Tuvalu wants NZ RSE scheme expanded to include trades
Tuvalus' foreign minister says he hopes to begin negotiating an expansion of New Zealand's seasonal employer scheme to include trades sometime this year.
Tuvalu's foreign minister says he hopes to begin negotiating an expansion of New Zealand's seasonal employer scheme to include trades sometime this year.
Currently the scheme allows people from some Pacific Islands to pick fruit in New Zealand, but Taukelina Finikaso says he wants the scheme expanded to trades that will provide people with skills to take back to Tuvalu.
Mr Finikaso told Jamie Tahana that while the scheme is popular in Tuvalu, it would be good for people to gain skills and qualifications in things such as building or carpentry.
TAUKELINA FINIKASO: Right now, we have an existing scheme which provides opportunites for young people to work in New Zealand under the RSE scheme. Now we have requested if that opportunity can be expanded to other trades. In this, I mean trades that these young men and young women can take back to Tuvalu.

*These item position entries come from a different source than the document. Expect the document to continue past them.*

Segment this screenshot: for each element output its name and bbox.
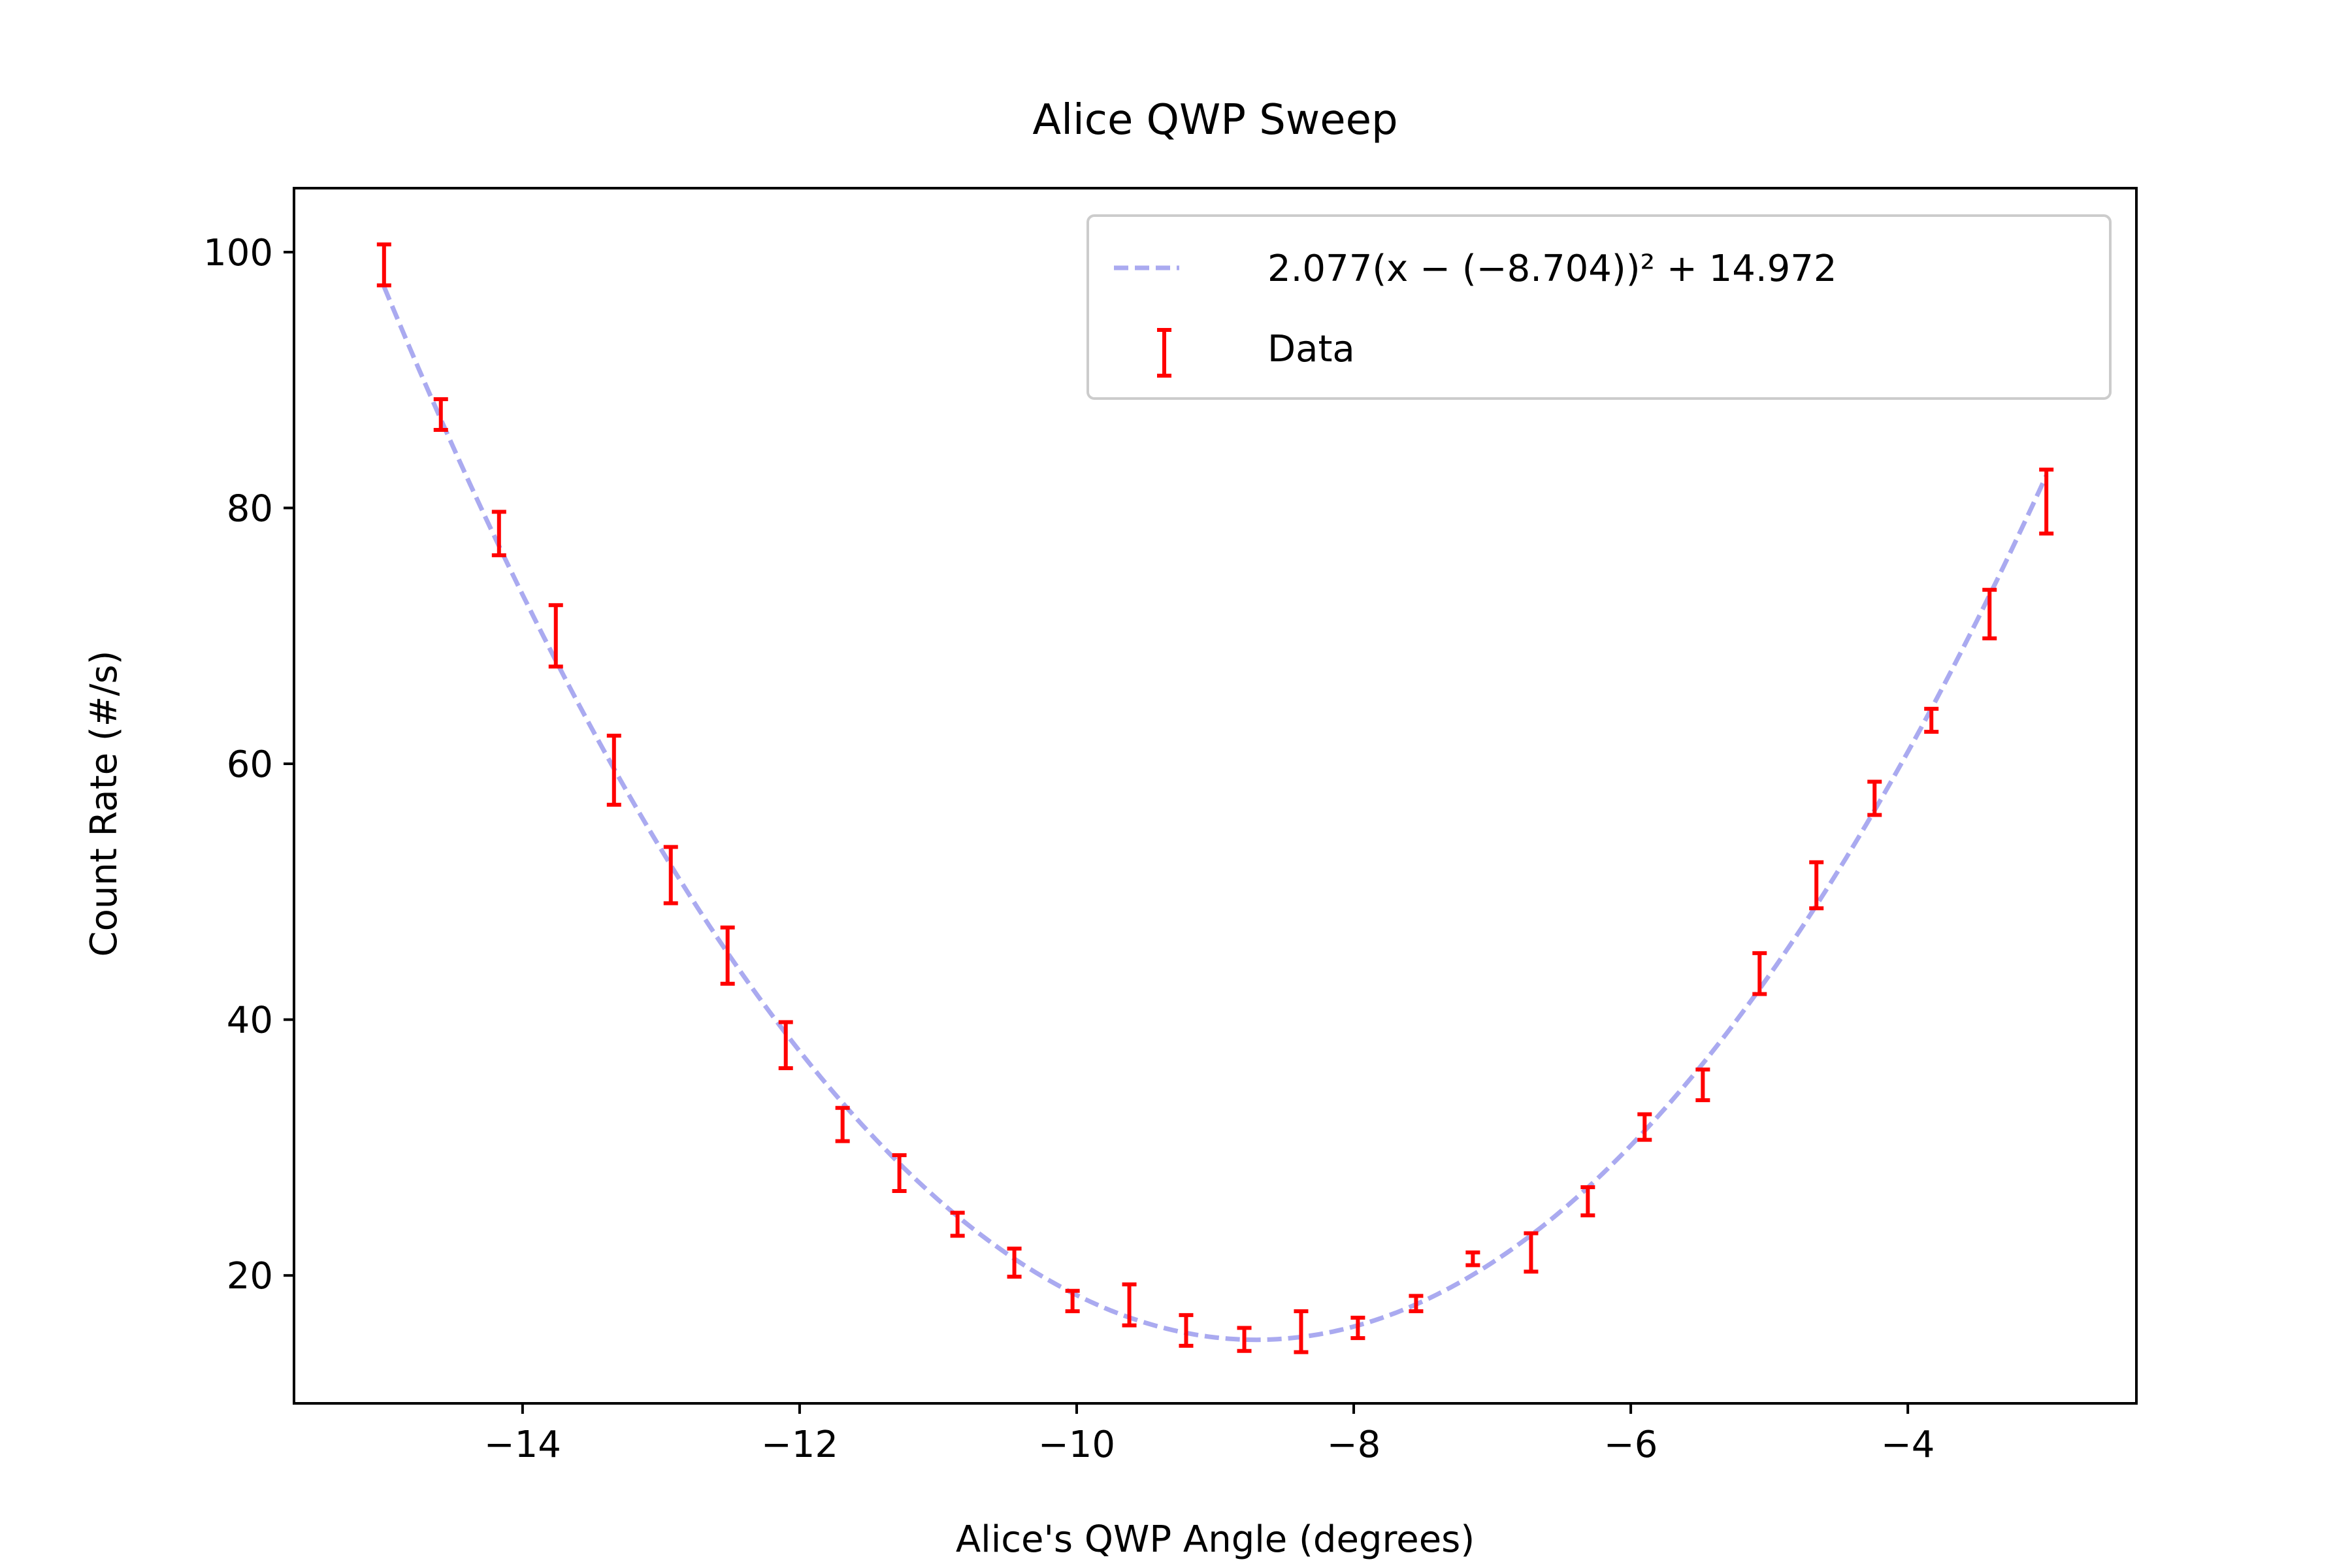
chart-title: Alice QWP Sweep (1032, 96, 1397, 144)
plot-frame (293, 187, 2138, 1405)
data-point-errorbar (1809, 860, 1824, 911)
data-point-errorbar (1752, 951, 1767, 996)
data-point-errorbar (1982, 587, 1997, 641)
data-point-errorbar (720, 925, 735, 986)
data-point-errorbar (1409, 1294, 1424, 1314)
data-point-errorbar (1237, 1326, 1252, 1353)
data-point-errorbar (376, 242, 391, 287)
data-point-errorbar (1637, 1112, 1652, 1142)
x-tick-label: −8 (1327, 1424, 1381, 1466)
x-tick-label: −12 (761, 1424, 838, 1466)
legend-box (1086, 214, 2112, 400)
data-point-errorbar (491, 510, 506, 557)
data-point-errorbar (835, 1105, 850, 1143)
data-point-errorbar (663, 845, 678, 906)
data-point-errorbar (892, 1153, 907, 1193)
data-point-errorbar (778, 1020, 793, 1071)
data-point-errorbar (1122, 1282, 1137, 1328)
legend: 2.077(x − (−8.704))² + 14.972 Data (1086, 214, 2112, 400)
data-point-errorbar (1065, 1288, 1080, 1314)
data-point-errorbar (1350, 1315, 1365, 1341)
y-tick-label: 80 (227, 487, 273, 530)
data-point-errorbar (2039, 467, 2054, 536)
data-point-errorbar (1294, 1309, 1309, 1354)
x-tick-label: −4 (1881, 1424, 1935, 1466)
x-tick-label: −14 (484, 1424, 561, 1466)
y-tick-label: 100 (203, 232, 273, 274)
x-tick-label: −10 (1038, 1424, 1115, 1466)
data-point-errorbar (1695, 1067, 1710, 1102)
data-point-errorbar (1580, 1185, 1595, 1218)
legend-fit-label: 2.077(x − (−8.704))² + 14.972 (1267, 248, 1837, 290)
legend-data-label: Data (1267, 328, 1355, 370)
data-point-errorbar (548, 603, 563, 669)
y-tick-label: 40 (227, 1000, 273, 1042)
data-point-errorbar (1007, 1247, 1022, 1279)
plot-area: −14 −12 −10 −8 −6 −4 20 40 60 80 100 (203, 232, 2054, 1466)
data-point-errorbar (950, 1211, 965, 1238)
x-tick-label: −6 (1604, 1424, 1658, 1466)
data-point-errorbar (1524, 1231, 1539, 1274)
fit-curve (382, 286, 2049, 1343)
data-point-errorbar (1179, 1313, 1194, 1348)
data-point-errorbar (1465, 1250, 1480, 1267)
data-point-errorbar (1867, 779, 1882, 817)
legend-data-swatch (1157, 328, 1171, 378)
data-point-errorbar (606, 733, 621, 807)
data-point-errorbar (433, 397, 448, 433)
x-axis-label: Alice's QWP Angle (degrees) (956, 1518, 1475, 1561)
data-point-errorbar (1924, 706, 1939, 734)
y-tick-label: 60 (227, 743, 273, 786)
y-tick-label: 20 (227, 1255, 273, 1298)
y-axis-label: Count Rate (#/s) (83, 651, 125, 957)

JAMIE TAHANA: Like building, mechanics and stuff.
TF: Yes, yes, something like that you know and it will be very useful for their lives in Tuvalu because as you know we don't have horticulture in Tuvalu like strawberries and all those sorts of things. So, yeah we're looking to further opportunities and we're quite happy that the minister of foreign affairs understands that and so did the minister for immigration, Michael Woodhouse, that we also met.
JT: So you took that to minister McCully and Mr Woodhouse, how open were they to the idea of expanding this trade thing. Did you get any signals that this could be a thing that could happen in the near future?
TF: Yes, definitely. We requested the minister of immigration for further opportunities on top of the RSE scheme and he mentioned the opportunities first of all of joining the work group in Christchurch, where you need skilled labourers. We have skilled labourers in Tuvalu but we lack the qualifications that they should possess in order to qualify for such jobs and what I gathered is that New Zealand is willing to help to train these workers in order for them to qualify for the standard New Zealand requires for such a scheme and I think what we will do now, we have already a training institute in Tuvalu which is called the Maritime Training Institute and we want to expand that in order to cater for other trades like carpentry and bricklaying so that it caters for such requirements and for our people to be able to apply and get some sort of employment either from schemes like in Christchurch.
JT: So you've had these positive signals from New Zealand in regards to this trade training scheme for Tuvaluans. When would you expect such a thing to be in place?
TF: Well it's early days, but if everything goes well -- pending the elections of course -- I expect to begin negotiating on this in mid-June or July and start the ball rolling on trying to accredit our institution in Tuvalu to be able to train and hopefully we can do that and by 2016 the school should be up and running.